Je me suis trouvée amenée à suivre l’itinéraire de Miniou (alias « Braz »), car, comme je l’ai montré en travaillant aux archives, il faisait partie du groupe du Bezen qui, à Bourbriac, puis à Scrignac, fut chargé d’assister les nazis : Jean Miniou compta, entre autres, au nombre des SS responsables de l’assassinat de sept jeunes gens à Garzonval. Il fut donc l’un des tristes héros de Miliciens contre maquisards.
Le personnage est représentatif de ce que le mouvement breton a pu produire de pire au nom de la Bretagne et de la foi : un tortionnaire défendu par les bons pères, prêt à tout, et toujours plein d’une onction jésuitique.

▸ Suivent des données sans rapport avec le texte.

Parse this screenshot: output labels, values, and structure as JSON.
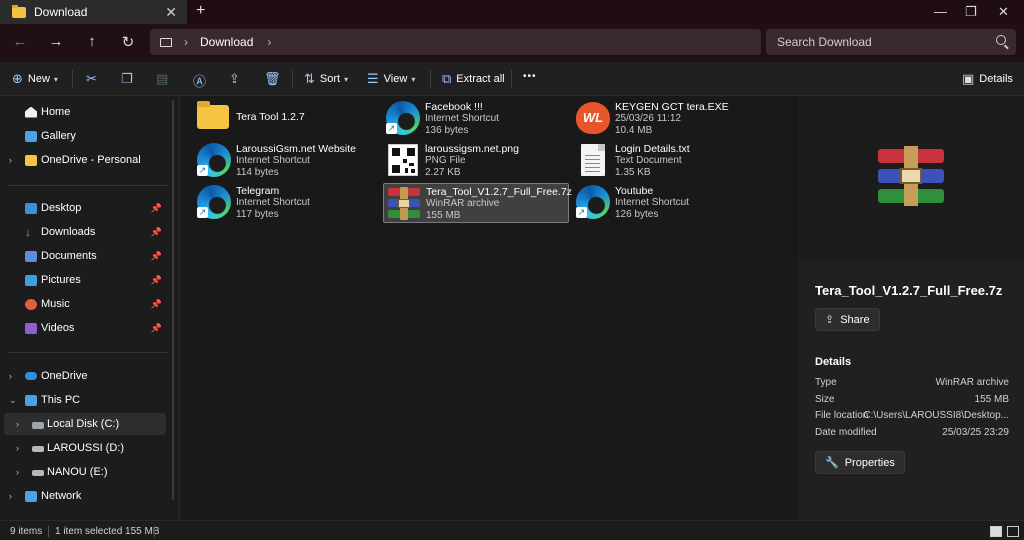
{
  "window": {
    "tab_title": "Download",
    "close_tab": "✕",
    "new_tab": "+",
    "minimize": "—",
    "maximize": "❐",
    "close": "✕"
  },
  "address": {
    "back": "←",
    "forward": "→",
    "up": "↑",
    "refresh": "↻",
    "breadcrumb": [
      "Download"
    ],
    "search_placeholder": "Search Download"
  },
  "toolbar": {
    "new_label": "New",
    "sort_label": "Sort",
    "view_label": "View",
    "extract_label": "Extract all",
    "more_label": "•••",
    "details_label": "Details"
  },
  "sidebar": {
    "items": [
      {
        "label": "Home",
        "icon": "home-icon"
      },
      {
        "label": "Gallery",
        "icon": "gallery-icon"
      },
      {
        "label": "OneDrive - Personal",
        "icon": "folder-icon"
      },
      {
        "label": "Desktop",
        "icon": "desktop-icon"
      },
      {
        "label": "Downloads",
        "icon": "download-icon"
      },
      {
        "label": "Documents",
        "icon": "document-icon"
      },
      {
        "label": "Pictures",
        "icon": "pictures-icon"
      },
      {
        "label": "Music",
        "icon": "music-icon"
      },
      {
        "label": "Videos",
        "icon": "videos-icon"
      },
      {
        "label": "OneDrive",
        "icon": "cloud-icon"
      },
      {
        "label": "This PC",
        "icon": "pc-icon"
      },
      {
        "label": "Local Disk (C:)",
        "icon": "drive-icon"
      },
      {
        "label": "LAROUSSI (D:)",
        "icon": "drive-icon"
      },
      {
        "label": "NANOU (E:)",
        "icon": "drive-icon"
      },
      {
        "label": "Network",
        "icon": "network-icon"
      }
    ]
  },
  "files": [
    {
      "name": "Tera Tool 1.2.7",
      "type": "",
      "size": "",
      "icon": "folder-icon"
    },
    {
      "name": "Facebook !!!",
      "type": "Internet Shortcut",
      "size": "136 bytes",
      "icon": "edge-icon"
    },
    {
      "name": "KEYGEN GCT tera.EXE",
      "type": "25/03/26 11:12",
      "size": "10.4 MB",
      "icon": "wl-app-icon"
    },
    {
      "name": "LaroussiGsm.net Website",
      "type": "Internet Shortcut",
      "size": "114 bytes",
      "icon": "edge-icon"
    },
    {
      "name": "laroussigsm.net.png",
      "type": "PNG File",
      "size": "2.27 KB",
      "icon": "qr-image-icon"
    },
    {
      "name": "Login Details.txt",
      "type": "Text Document",
      "size": "1.35 KB",
      "icon": "text-file-icon"
    },
    {
      "name": "Telegram",
      "type": "Internet Shortcut",
      "size": "117 bytes",
      "icon": "edge-icon"
    },
    {
      "name": "Tera_Tool_V1.2.7_Full_Free.7z",
      "type": "WinRAR archive",
      "size": "155 MB",
      "icon": "winrar-icon"
    },
    {
      "name": "Youtube",
      "type": "Internet Shortcut",
      "size": "126 bytes",
      "icon": "edge-icon"
    }
  ],
  "details": {
    "title": "Tera_Tool_V1.2.7_Full_Free.7z",
    "share_label": "Share",
    "section_label": "Details",
    "rows": [
      {
        "key": "Type",
        "value": "WinRAR archive"
      },
      {
        "key": "Size",
        "value": "155 MB"
      },
      {
        "key": "File location",
        "value": "C:\\Users\\LAROUSSI8\\Desktop..."
      },
      {
        "key": "Date modified",
        "value": "25/03/25 23:29"
      }
    ],
    "properties_label": "Properties"
  },
  "status": {
    "items_count": "9 items",
    "selection": "1 item selected  155 MB"
  },
  "colors": {
    "accent": "#9fc7ff",
    "folder": "#f6c443",
    "selection": "#404040"
  }
}
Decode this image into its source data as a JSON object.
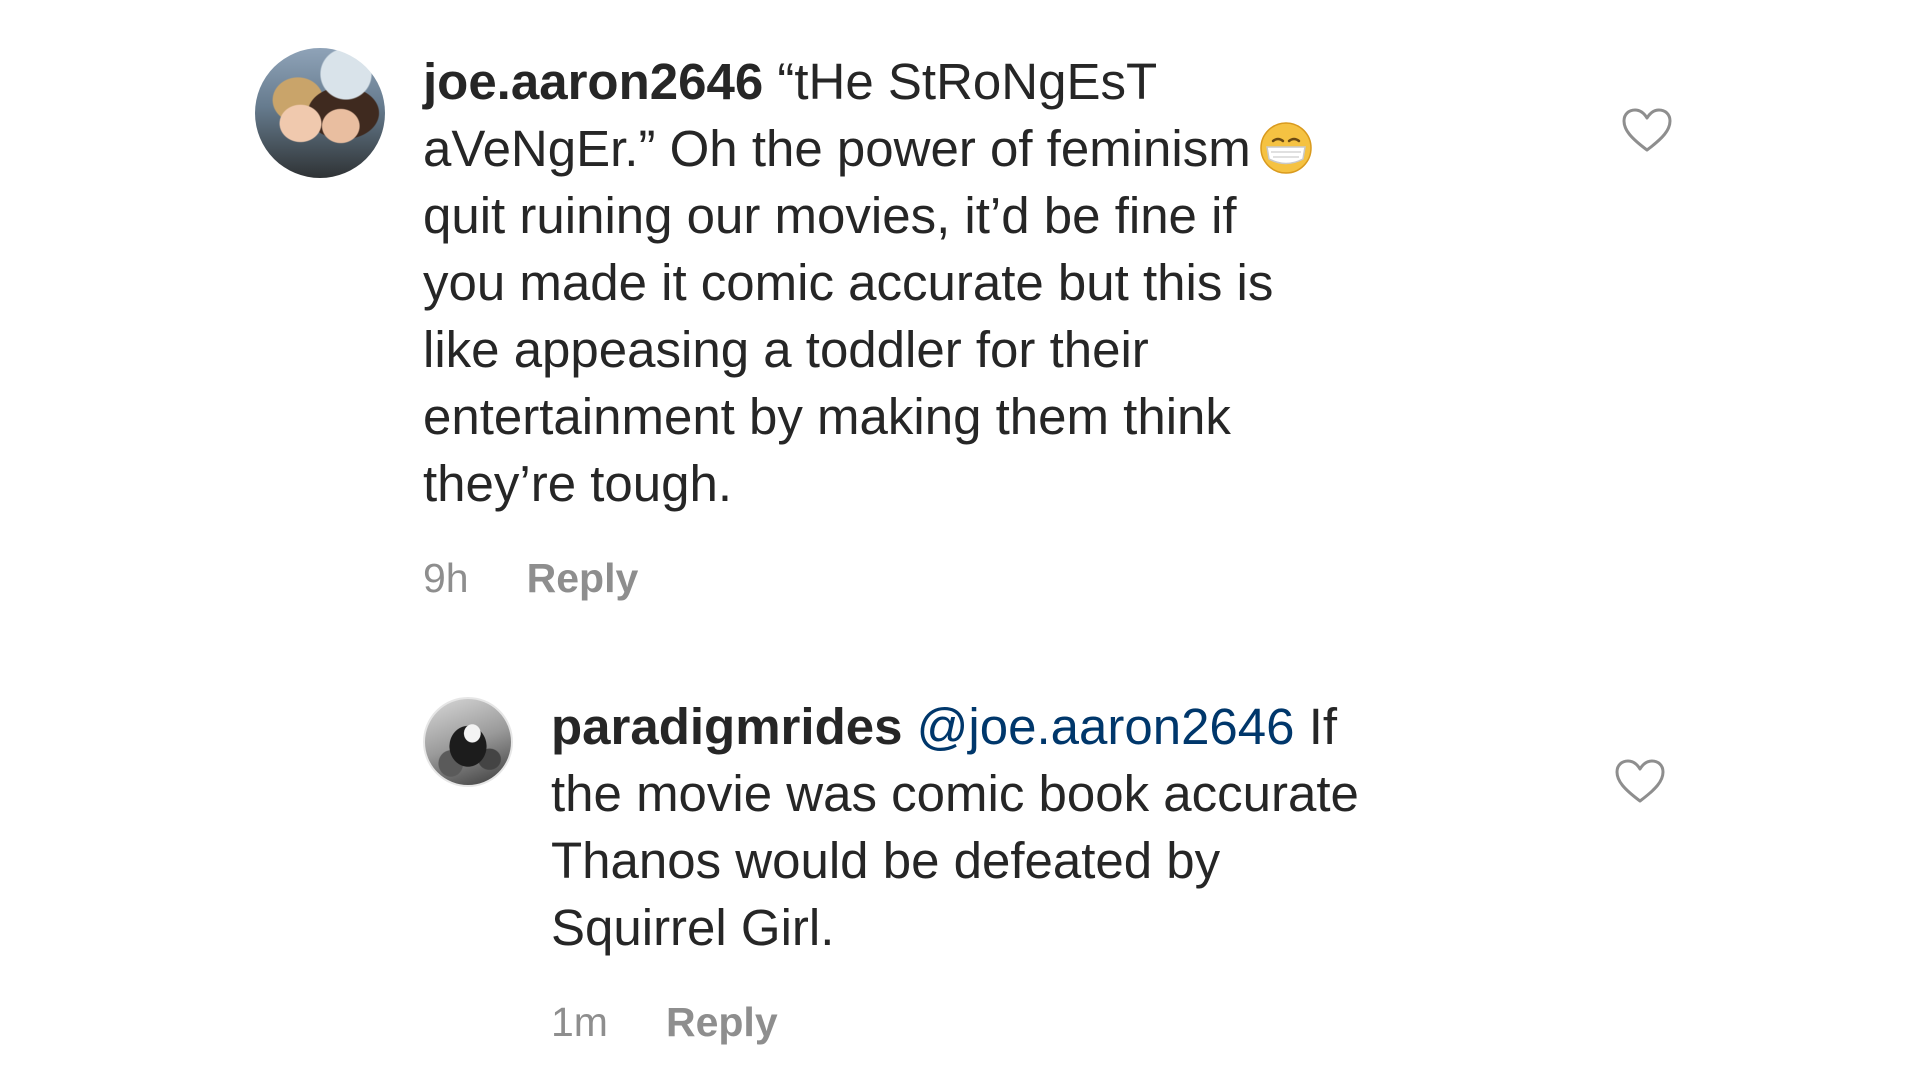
{
  "comments": [
    {
      "username": "joe.aaron2646",
      "mention": "",
      "text": " “tHe StRoNgEsT aVeNgEr.” Oh the power of feminism",
      "emoji": "face-with-medical-mask",
      "text_after_emoji": " quit ruining our movies, it’d be fine if you made it comic accurate but this is like appeasing a toddler for their entertainment by making them think they’re tough.",
      "time": "9h",
      "reply_label": "Reply",
      "like_icon": "heart-outline-icon"
    },
    {
      "username": "paradigmrides",
      "mention": "@joe.aaron2646",
      "text": " If the movie was comic book accurate Thanos would be defeated by Squirrel Girl.",
      "time": "1m",
      "reply_label": "Reply",
      "like_icon": "heart-outline-icon"
    }
  ],
  "colors": {
    "text": "#262626",
    "mention": "#00376b",
    "muted": "#8e8e8e",
    "background": "#ffffff"
  }
}
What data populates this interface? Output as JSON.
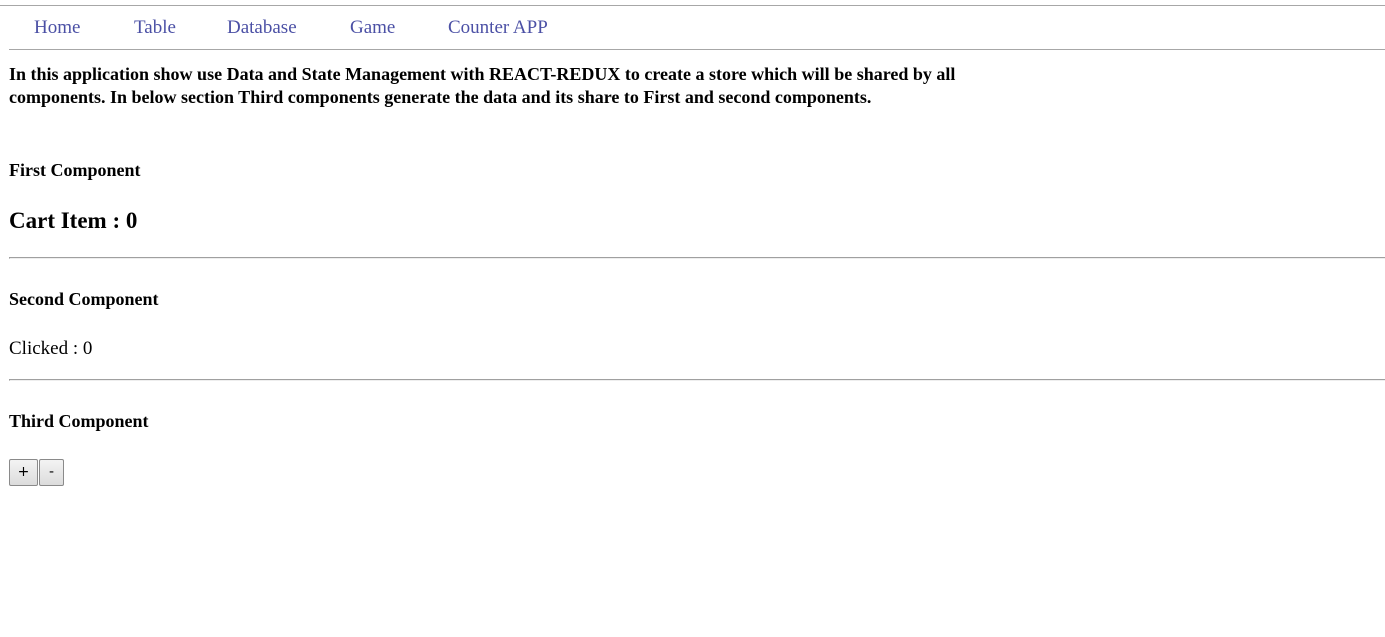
{
  "nav": {
    "items": [
      {
        "label": "Home"
      },
      {
        "label": "Table"
      },
      {
        "label": "Database"
      },
      {
        "label": "Game"
      },
      {
        "label": "Counter APP"
      }
    ],
    "link_color": "#4b50a5"
  },
  "intro": {
    "text": "In this application show use Data and State Management with REACT-REDUX to create a store which will be shared by all components. In below section Third components generate the data and its share to First and second components."
  },
  "first_component": {
    "title": "First Component",
    "cart_label": "Cart Item : 0"
  },
  "second_component": {
    "title": "Second Component",
    "clicked_label": "Clicked : 0"
  },
  "third_component": {
    "title": "Third Component",
    "increment_label": "+",
    "decrement_label": "-"
  }
}
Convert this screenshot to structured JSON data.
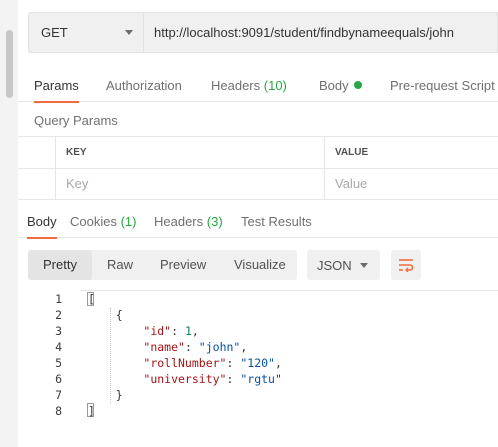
{
  "request": {
    "method": "GET",
    "url": "http://localhost:9091/student/findbynameequals/john"
  },
  "request_tabs": {
    "params": "Params",
    "authorization": "Authorization",
    "headers": "Headers",
    "headers_count": "(10)",
    "body": "Body",
    "prerequest": "Pre-request Script"
  },
  "query_params": {
    "title": "Query Params",
    "key_header": "KEY",
    "value_header": "VALUE",
    "key_placeholder": "Key",
    "value_placeholder": "Value"
  },
  "response_tabs": {
    "body": "Body",
    "cookies": "Cookies",
    "cookies_count": "(1)",
    "headers": "Headers",
    "headers_count": "(3)",
    "test_results": "Test Results"
  },
  "view_modes": {
    "pretty": "Pretty",
    "raw": "Raw",
    "preview": "Preview",
    "visualize": "Visualize"
  },
  "format": "JSON",
  "code": {
    "line_numbers": [
      "1",
      "2",
      "3",
      "4",
      "5",
      "6",
      "7",
      "8"
    ],
    "open_bracket": "[",
    "open_brace": "{",
    "close_brace": "}",
    "close_bracket": "]",
    "fields": [
      {
        "key": "\"id\"",
        "value": "1",
        "sep": ","
      },
      {
        "key": "\"name\"",
        "value": "\"john\"",
        "sep": ","
      },
      {
        "key": "\"rollNumber\"",
        "value": "\"120\"",
        "sep": ","
      },
      {
        "key": "\"university\"",
        "value": "\"rgtu\"",
        "sep": ""
      }
    ]
  },
  "colors": {
    "accent": "#f26b3a",
    "count_green": "#27a744",
    "json_key": "#a31515",
    "json_string": "#0451a5",
    "json_number": "#098658"
  },
  "icons": {
    "method_dropdown": "chevron-down-icon",
    "format_dropdown": "chevron-down-icon",
    "wrap": "text-wrap-icon",
    "body_status": "green-dot-icon"
  }
}
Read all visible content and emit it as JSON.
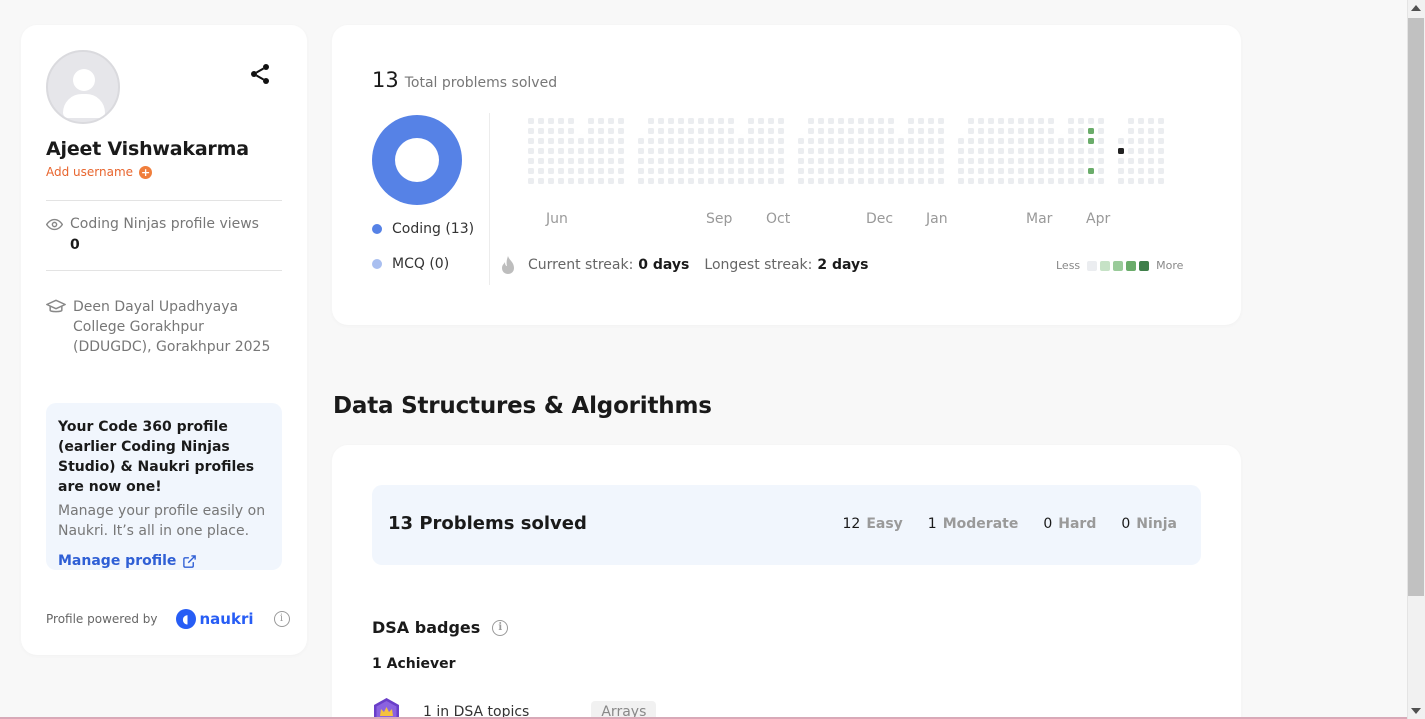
{
  "profile": {
    "name": "Ajeet Vishwakarma",
    "add_username": "Add username",
    "views_label": "Coding Ninjas profile views",
    "views_count": "0",
    "college": "Deen Dayal Upadhyaya College Gorakhpur (DDUGDC), Gorakhpur 2025",
    "promo_title": "Your Code 360 profile (earlier Coding Ninjas Studio) & Naukri profiles are now one!",
    "promo_desc": "Manage your profile easily on Naukri. It’s all in one place.",
    "manage_link": "Manage profile",
    "powered_by": "Profile powered by",
    "naukri": "naukri"
  },
  "stats": {
    "total_count": "13",
    "total_label": "Total problems solved",
    "legend": [
      {
        "label": "Coding (13)",
        "color": "#5682e6"
      },
      {
        "label": "MCQ (0)",
        "color": "#a9bff0"
      }
    ],
    "months": [
      "Jun",
      "Sep",
      "Oct",
      "Dec",
      "Jan",
      "Mar",
      "Apr"
    ],
    "current_streak_label": "Current streak:",
    "current_streak_value": "0 days",
    "longest_streak_label": "Longest streak:",
    "longest_streak_value": "2 days",
    "less": "Less",
    "more": "More",
    "heat_colors": [
      "#ebedf0",
      "#c6e2c6",
      "#9acb9a",
      "#6aac6a",
      "#3f7f4a"
    ]
  },
  "dsa": {
    "section_title": "Data Structures & Algorithms",
    "solved_title": "13 Problems solved",
    "difficulties": [
      {
        "count": "12",
        "label": "Easy"
      },
      {
        "count": "1",
        "label": "Moderate"
      },
      {
        "count": "0",
        "label": "Hard"
      },
      {
        "count": "0",
        "label": "Ninja"
      }
    ],
    "badges_title": "DSA badges",
    "achiever": "1 Achiever",
    "badge_text": "1 in DSA topics",
    "badge_topic": "Arrays"
  }
}
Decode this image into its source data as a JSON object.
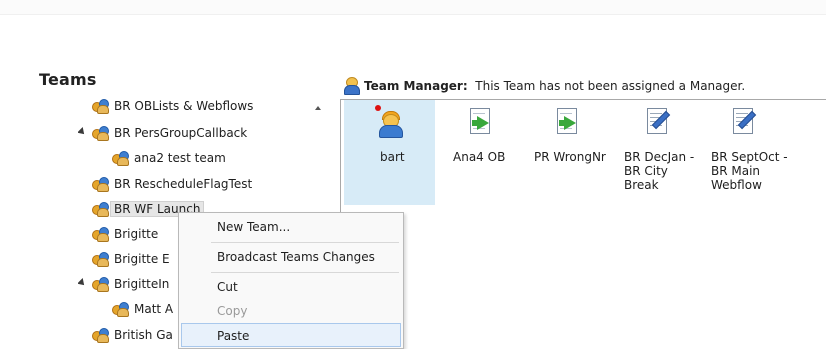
{
  "teams_panel": {
    "title": "Teams",
    "tree": [
      {
        "label": "BR OBLists & Webflows",
        "indent": 1,
        "expander": "",
        "icon": "team-icon"
      },
      {
        "label": "BR PersGroupCallback",
        "indent": 1,
        "expander": "expanded",
        "icon": "team-icon"
      },
      {
        "label": "ana2 test team",
        "indent": 2,
        "expander": "",
        "icon": "team-icon"
      },
      {
        "label": "BR RescheduleFlagTest",
        "indent": 1,
        "expander": "",
        "icon": "team-icon"
      },
      {
        "label": "BR WF Launch",
        "indent": 1,
        "expander": "",
        "icon": "team-icon",
        "selected": true
      },
      {
        "label": "Brigitte",
        "indent": 1,
        "expander": "",
        "icon": "team-icon"
      },
      {
        "label": "Brigitte E",
        "indent": 1,
        "expander": "",
        "icon": "team-icon"
      },
      {
        "label": "BrigitteIn",
        "indent": 1,
        "expander": "expanded",
        "icon": "team-icon"
      },
      {
        "label": "Matt A",
        "indent": 2,
        "expander": "",
        "icon": "team-icon"
      },
      {
        "label": "British Ga",
        "indent": 1,
        "expander": "",
        "icon": "team-icon"
      }
    ]
  },
  "context_menu": {
    "items": [
      {
        "label": "New Team...",
        "disabled": false,
        "hover": false
      },
      {
        "label": "Broadcast Teams Changes",
        "disabled": false,
        "hover": false
      },
      {
        "label": "Cut",
        "disabled": false,
        "hover": false
      },
      {
        "label": "Copy",
        "disabled": true,
        "hover": false
      },
      {
        "label": "Paste",
        "disabled": false,
        "hover": true
      }
    ]
  },
  "team_manager": {
    "label": "Team Manager:",
    "text": "This Team has not been assigned a Manager."
  },
  "members": [
    {
      "label": "bart",
      "icon": "agent-icon",
      "selected": true
    },
    {
      "label": "Ana4 OB",
      "icon": "document-arrow-icon",
      "selected": false
    },
    {
      "label": "PR WrongNr",
      "icon": "document-arrow-icon",
      "selected": false
    },
    {
      "label": "BR DecJan -\nBR City\nBreak",
      "icon": "document-pencil-icon",
      "selected": false
    },
    {
      "label": "BR SeptOct -\nBR Main\nWebflow",
      "icon": "document-pencil-icon",
      "selected": false
    }
  ],
  "colors": {
    "selection": "#d7ebf7",
    "menu_hover": "#e8f1fb",
    "tree_selection": "#e6e6e6"
  }
}
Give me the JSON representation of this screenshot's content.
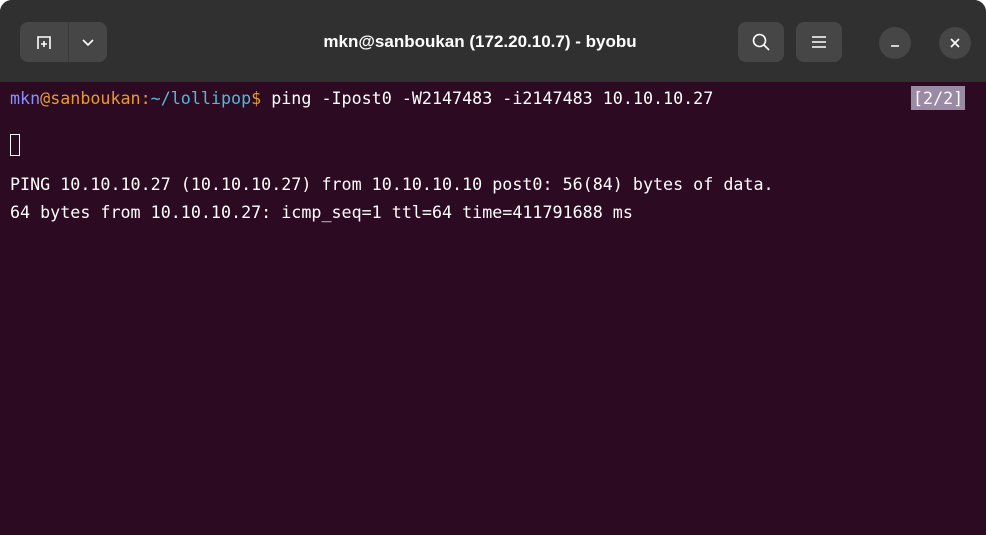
{
  "window": {
    "title": "mkn@sanboukan (172.20.10.7) - byobu"
  },
  "titlebar": {
    "icons": {
      "new_tab": "new-tab-icon",
      "tab_menu": "chevron-down-icon",
      "search": "search-icon",
      "menu": "hamburger-menu-icon",
      "minimize": "minimize-icon",
      "close": "close-icon"
    }
  },
  "terminal": {
    "prompt": {
      "user": "mkn",
      "at": "@",
      "host": "sanboukan",
      "colon": ":",
      "path": "~/lollipop",
      "dollar": "$",
      "command": " ping -Ipost0 -W2147483 -i2147483 10.10.10.27"
    },
    "window_indicator": "[2/2]",
    "output": [
      "PING 10.10.10.27 (10.10.10.27) from 10.10.10.10 post0: 56(84) bytes of data.",
      "64 bytes from 10.10.10.27: icmp_seq=1 ttl=64 time=411791688 ms"
    ]
  },
  "colors": {
    "terminal_bg": "#2c0a22",
    "titlebar_bg": "#303030",
    "user": "#8a8eff",
    "host": "#e59a33",
    "path": "#53b8d8"
  }
}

Il a servi de caution aux nationalistes les plus engagés dans la collaboration, et surtout aux pires assassins du Bezen car, alors même qu’il avait été parfaitement identifié parmi les SS en opération à Scrignac et avait été condamné à mort par contumace en janvier 1946, puis s’était enfui en Allemagne avec le Bezen et avait alors fait partie d’un commando chargé de revenir faire de l’espionnage en France, arrêté par hasard à Rennes en août 1946 avant d’avoir pu gagner l’Irlande, il bénéficie du soutien efficace des prêtres de sa paroisse et des magistrats : sa condamnation à mort est transformée en six ans de travaux forcés… Son dossier contient des lettres interceptées par les gardiens : « J’espère que Papa pourra s’arranger avec les magistrats», écrit-il, par exemple, et il prend bien soin de mentionner son ami Bouëssel du Bourg dont le père est un magistrat sympathisant ; ainsi, bien assisté, parvient-il à se faire passer pour un pieux jeune homme, hélas trop timide, entraîné par de mauvais camarades dans une formation dont il ignorait tout (lui qui avait fait partie du dernier quarteron des acharnés regroupés en Allemagne pour continuer le combat contre la France).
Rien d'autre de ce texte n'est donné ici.